In [3]:
import numpy as np
import pandas as pd
from scipy.stats import shapiro, kstest, anderson, normaltest, skew, kurtosis

# Generate normally distributed age data
age = np.random.normal(loc=40, scale=10, size=1000)

# Generate normally distributed savings_amount data
savings_amount = np.random.normal(loc=50000, scale=10000, size=1000)

# Create a DataFrame
df = pd.DataFrame({
    'Age': age,
    'SavingsAmount': savings_amount
})

df


Unnamed: 0,Age,SavingsAmount
0,42.079630,46745.969581
1,63.790518,36531.299916
2,23.799048,59862.622681
3,26.203016,50119.359177
4,55.488219,51942.992305
...,...,...
995,41.045186,44243.445209
996,50.303197,41593.025575
997,42.753055,42804.080771
998,34.426948,36341.481447


In [5]:
# Shapiro-Wilk Test
stat, p = shapiro(df['Age'])
print('Shapiro-Wilk Test: Statistics=%.3f, p=%.3f' % (stat, p))

# Kolmogorov-Smirnov Test
stat, p = kstest(df['Age'], 'norm')
print('Kolmogorov-Smirnov Test: Statistics=%.3f, p=%.3f' % (stat, p))

# Anderson-Darling Test
result = anderson(df['Age'])
print('Anderson-Darling Test: Statistics=%.3f' % (result.statistic))
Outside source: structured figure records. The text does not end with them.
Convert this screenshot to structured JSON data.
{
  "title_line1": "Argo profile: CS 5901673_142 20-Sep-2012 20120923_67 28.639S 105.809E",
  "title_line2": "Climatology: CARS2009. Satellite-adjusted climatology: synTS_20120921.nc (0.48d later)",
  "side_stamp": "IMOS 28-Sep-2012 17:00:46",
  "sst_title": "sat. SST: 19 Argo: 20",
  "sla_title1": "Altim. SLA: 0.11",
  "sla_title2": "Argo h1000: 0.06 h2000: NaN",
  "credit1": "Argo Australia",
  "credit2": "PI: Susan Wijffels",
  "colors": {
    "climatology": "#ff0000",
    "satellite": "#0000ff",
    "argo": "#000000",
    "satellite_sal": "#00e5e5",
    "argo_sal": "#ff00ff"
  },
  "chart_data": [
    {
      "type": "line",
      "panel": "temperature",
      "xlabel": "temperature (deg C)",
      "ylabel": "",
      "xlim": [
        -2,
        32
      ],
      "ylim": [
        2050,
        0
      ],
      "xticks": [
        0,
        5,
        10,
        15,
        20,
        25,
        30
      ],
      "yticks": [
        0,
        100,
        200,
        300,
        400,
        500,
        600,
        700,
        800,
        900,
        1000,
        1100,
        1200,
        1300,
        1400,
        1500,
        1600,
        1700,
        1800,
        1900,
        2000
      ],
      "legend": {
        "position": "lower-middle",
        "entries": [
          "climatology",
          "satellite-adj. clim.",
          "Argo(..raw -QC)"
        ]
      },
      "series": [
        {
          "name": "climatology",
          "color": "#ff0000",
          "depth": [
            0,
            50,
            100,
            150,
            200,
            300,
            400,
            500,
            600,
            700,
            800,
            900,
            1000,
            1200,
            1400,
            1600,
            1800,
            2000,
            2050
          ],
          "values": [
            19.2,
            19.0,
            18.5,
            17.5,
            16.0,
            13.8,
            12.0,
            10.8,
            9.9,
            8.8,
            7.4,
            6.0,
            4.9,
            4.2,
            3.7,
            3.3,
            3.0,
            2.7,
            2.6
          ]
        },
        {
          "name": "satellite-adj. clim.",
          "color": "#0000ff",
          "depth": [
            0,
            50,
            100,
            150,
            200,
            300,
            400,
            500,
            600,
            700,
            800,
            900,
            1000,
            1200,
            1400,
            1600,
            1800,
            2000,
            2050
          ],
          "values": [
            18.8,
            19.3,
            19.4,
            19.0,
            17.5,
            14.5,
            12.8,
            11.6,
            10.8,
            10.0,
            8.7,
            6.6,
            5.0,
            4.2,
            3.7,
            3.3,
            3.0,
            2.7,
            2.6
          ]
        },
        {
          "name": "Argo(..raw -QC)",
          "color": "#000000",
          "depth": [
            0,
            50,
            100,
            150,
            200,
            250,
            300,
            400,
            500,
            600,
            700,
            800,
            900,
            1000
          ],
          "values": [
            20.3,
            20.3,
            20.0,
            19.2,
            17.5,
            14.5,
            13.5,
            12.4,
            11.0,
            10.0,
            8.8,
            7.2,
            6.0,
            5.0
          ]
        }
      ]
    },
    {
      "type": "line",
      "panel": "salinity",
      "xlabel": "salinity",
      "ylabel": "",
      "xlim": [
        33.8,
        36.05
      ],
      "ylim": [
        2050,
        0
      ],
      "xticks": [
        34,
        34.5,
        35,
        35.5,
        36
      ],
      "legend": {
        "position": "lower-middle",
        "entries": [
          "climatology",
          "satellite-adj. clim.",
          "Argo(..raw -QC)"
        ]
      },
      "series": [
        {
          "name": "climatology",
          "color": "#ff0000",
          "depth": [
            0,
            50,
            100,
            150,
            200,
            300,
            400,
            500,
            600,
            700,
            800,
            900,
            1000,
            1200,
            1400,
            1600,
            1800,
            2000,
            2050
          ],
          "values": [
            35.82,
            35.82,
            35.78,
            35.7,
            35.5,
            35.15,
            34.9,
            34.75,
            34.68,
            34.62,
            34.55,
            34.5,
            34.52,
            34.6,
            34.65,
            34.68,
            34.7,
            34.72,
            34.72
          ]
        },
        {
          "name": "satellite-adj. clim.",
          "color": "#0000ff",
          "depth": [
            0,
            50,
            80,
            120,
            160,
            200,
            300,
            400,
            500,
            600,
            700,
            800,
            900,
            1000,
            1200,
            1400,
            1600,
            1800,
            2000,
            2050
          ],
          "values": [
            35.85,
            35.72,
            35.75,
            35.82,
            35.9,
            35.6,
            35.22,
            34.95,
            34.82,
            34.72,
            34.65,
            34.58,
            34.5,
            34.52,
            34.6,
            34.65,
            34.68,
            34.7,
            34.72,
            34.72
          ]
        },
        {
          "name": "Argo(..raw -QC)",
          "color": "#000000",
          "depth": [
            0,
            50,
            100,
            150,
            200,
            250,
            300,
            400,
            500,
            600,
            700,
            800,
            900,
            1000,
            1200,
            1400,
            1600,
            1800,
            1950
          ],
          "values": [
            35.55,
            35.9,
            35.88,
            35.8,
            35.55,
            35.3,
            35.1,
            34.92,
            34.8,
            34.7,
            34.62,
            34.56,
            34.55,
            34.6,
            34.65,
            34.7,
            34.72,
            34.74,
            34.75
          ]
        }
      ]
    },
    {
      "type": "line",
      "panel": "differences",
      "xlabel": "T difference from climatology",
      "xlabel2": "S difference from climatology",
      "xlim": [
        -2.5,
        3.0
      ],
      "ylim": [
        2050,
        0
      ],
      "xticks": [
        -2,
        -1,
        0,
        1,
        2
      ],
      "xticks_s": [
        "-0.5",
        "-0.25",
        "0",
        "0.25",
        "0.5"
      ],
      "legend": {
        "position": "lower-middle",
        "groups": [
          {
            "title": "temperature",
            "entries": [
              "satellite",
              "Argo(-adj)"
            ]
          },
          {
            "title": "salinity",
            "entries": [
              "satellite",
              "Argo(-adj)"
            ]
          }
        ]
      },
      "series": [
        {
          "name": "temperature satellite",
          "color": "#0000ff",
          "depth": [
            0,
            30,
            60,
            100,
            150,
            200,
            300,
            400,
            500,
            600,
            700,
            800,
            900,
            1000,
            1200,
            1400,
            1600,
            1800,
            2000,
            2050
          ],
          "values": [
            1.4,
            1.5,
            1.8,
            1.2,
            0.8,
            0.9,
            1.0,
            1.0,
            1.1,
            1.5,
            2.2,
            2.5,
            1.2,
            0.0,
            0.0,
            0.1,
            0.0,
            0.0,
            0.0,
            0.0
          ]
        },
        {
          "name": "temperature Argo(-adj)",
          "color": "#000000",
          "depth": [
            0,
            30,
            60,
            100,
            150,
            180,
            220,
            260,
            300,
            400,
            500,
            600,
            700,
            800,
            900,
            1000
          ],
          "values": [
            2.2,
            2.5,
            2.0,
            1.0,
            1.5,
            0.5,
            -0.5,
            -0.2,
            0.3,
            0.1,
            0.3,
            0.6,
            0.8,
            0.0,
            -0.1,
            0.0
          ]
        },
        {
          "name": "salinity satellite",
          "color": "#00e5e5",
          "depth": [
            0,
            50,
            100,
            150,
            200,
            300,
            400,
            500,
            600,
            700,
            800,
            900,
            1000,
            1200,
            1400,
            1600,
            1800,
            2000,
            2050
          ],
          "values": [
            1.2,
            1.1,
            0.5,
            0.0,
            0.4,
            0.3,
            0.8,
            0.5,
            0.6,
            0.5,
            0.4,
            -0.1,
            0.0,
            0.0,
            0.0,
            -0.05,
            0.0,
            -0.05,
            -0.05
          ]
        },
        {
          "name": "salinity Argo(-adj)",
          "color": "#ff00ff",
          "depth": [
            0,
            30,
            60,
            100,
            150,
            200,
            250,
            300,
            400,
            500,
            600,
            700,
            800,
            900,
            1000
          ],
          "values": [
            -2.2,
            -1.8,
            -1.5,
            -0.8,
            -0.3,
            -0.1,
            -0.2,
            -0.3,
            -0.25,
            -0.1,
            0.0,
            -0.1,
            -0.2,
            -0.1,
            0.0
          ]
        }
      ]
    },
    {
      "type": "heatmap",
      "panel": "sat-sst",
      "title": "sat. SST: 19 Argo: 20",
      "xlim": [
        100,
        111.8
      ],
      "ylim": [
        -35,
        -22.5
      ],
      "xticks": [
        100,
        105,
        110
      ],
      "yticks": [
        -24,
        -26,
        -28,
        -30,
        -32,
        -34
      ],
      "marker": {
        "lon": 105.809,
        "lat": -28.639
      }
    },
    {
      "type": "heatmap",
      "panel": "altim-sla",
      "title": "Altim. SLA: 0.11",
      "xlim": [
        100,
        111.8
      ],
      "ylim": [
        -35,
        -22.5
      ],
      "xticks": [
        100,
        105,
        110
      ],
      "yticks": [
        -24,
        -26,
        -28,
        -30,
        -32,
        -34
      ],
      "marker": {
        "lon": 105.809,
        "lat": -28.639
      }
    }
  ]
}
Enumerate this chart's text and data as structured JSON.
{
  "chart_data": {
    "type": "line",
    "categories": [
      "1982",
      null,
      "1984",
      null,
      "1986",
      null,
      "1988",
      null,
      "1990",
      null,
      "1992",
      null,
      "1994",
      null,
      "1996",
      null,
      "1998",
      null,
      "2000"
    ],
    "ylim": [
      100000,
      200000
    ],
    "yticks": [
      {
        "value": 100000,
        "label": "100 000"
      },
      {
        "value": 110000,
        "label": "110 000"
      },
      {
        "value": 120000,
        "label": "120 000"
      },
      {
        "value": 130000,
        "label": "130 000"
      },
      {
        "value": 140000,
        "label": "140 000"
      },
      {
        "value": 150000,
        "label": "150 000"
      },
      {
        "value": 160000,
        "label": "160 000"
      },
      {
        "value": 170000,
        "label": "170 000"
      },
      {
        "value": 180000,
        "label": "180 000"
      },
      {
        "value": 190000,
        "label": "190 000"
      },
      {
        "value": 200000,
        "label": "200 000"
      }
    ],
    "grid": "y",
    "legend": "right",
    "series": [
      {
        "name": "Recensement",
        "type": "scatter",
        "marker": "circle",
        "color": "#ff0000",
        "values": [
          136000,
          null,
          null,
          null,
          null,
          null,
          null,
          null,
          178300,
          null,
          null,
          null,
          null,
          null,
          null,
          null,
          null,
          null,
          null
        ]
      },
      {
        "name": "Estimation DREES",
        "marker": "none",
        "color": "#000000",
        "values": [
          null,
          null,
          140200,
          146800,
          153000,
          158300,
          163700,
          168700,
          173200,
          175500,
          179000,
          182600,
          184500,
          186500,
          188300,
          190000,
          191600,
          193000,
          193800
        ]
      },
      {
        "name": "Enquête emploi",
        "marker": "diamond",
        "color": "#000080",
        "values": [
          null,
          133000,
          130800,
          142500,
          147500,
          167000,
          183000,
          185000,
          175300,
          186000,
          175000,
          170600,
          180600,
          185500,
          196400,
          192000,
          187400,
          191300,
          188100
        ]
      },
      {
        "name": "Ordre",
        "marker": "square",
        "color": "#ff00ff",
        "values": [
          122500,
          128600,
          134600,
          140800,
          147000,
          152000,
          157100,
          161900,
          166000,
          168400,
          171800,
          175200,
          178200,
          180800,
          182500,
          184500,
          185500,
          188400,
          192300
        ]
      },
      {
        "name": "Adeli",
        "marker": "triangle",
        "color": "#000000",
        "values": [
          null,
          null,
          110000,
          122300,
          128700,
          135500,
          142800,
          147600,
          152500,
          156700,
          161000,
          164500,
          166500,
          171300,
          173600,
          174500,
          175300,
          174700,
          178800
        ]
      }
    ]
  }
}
# D'Agostino and Pearson's Test
stat, p = normaltest(df['Age'])
print('D\'Agostino and Pearson\'s Test: Statistics=%.3f, p=%.3f' % (stat, p))

# Skewness and Kurtosis
s = skew(df['Age'])
k = kurtosis(df['Age'])
print('Skewness=%.3f, Kurtosis=%.3f' % (s, k))


Shapiro-Wilk Test: Statistics=0.999, p=0.909
Kolmogorov-Smirnov Test: Statistics=1.000, p=0.000
Anderson-Darling Test: Statistics=0.238
D'Agostino and Pearson's Test: Statistics=0.990, p=0.609
Skewness=-0.076, Kurtosis=-0.028


In [None]:
# NULL Hypothesis: The data is normally distributed 
# In the above tests, if the p-value is < 0.05, we can reject the NULL Hypothesis.